¿Cuáles son las causas?
Si bien puede existir cierta predisposición genética y cada niño nace con su propio temperamento, circunstancias e historia previas, es decisiva la influencia educativa y psicosocial.
Por un lado, el cambio en el modelo laboral y social ha provocado que los padres tengamos menos tiempo para estar con nuestros hijos y en muchos casos, intentemos compensar la culpa que esto nos genera consintiéndoles y sobreprotegiéndoles más.
El aumento del poder adquisitivo de las familias ha favorecido, además, el ofrecer a los niños lujos y privilegios que los padres no tuvimos, pasando a concederles muchos derechos y pocas o ninguna obligación.
Tampoco ayuda la cultura actual de consumismo, hedonismo e inmediatez. Estas características dificultan que los chicos aprendan a tolerar la espera y a valorar el trabajo, el esfuerzo y la responsabilidad.
Otro factor desencadenante, crucial en estos cuadros, es la pérdida del principio de autoridad.
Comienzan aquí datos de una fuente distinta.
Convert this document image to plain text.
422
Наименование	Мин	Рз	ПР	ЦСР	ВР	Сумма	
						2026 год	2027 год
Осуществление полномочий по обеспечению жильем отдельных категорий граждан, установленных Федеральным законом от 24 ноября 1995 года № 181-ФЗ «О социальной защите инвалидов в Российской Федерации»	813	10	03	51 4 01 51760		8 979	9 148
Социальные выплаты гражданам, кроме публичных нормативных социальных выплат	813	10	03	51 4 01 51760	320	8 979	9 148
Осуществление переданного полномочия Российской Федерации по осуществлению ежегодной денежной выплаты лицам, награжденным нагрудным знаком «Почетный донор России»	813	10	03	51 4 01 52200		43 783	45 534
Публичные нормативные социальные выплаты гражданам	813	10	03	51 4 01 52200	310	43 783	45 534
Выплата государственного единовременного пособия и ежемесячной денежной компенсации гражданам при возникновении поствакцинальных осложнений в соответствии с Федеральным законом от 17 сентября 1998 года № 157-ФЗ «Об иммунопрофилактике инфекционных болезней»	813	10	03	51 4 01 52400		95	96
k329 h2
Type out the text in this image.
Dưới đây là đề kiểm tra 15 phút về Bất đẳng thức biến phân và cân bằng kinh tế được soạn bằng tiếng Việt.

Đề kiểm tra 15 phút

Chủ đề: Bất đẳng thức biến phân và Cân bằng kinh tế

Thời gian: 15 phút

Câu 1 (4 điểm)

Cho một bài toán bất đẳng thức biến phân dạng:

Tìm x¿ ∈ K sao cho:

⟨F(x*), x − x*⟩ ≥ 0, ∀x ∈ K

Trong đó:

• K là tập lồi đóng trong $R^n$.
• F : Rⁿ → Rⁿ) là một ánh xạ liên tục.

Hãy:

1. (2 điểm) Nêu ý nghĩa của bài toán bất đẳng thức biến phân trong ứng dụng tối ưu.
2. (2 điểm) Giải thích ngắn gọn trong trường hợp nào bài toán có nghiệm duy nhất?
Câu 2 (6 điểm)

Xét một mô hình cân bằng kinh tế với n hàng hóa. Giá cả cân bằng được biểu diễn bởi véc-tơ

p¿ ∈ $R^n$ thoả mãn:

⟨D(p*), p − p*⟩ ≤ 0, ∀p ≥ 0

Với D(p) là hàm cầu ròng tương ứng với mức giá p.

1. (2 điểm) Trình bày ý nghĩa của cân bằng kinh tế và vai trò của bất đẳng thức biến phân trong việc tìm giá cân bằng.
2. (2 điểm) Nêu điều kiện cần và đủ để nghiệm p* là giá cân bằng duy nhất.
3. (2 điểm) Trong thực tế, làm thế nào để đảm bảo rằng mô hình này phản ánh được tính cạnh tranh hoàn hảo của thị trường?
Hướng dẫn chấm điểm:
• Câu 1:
El miedo de los padres a caer en el autoritarismo de sus propios padres, el confundir autoridad y autoritarismo, nos ha hecho caer en el extremo opuesto de la excesiva permisividad y el convertirnos en padres-amigos.
¿Cómo podemos prevenir o reeducar?
Poniendo normas y límites claros. Siendo coherentes con ellos y mostrándoles las consecuencias de sus actos y decisiones.
Diciéndoles NO más a menudo. Permitiendo que experimenten cierto grado de frustración y comprendan que no todo gira a su alrededor.
Enseñándoles y promoviendo el valor del trabajo y el esfuerzo.
Fomentando la autonomía y la responsabilidad. Estableciendo tareas y obligaciones adecuadas a su edad.
Potenciando el respeto y favoreciendo el desarrollo de la empatía.
Favoreciendo una comunicación adecuada en casa.
Ayudándoles a detectar, expresar y manejar sus emociones.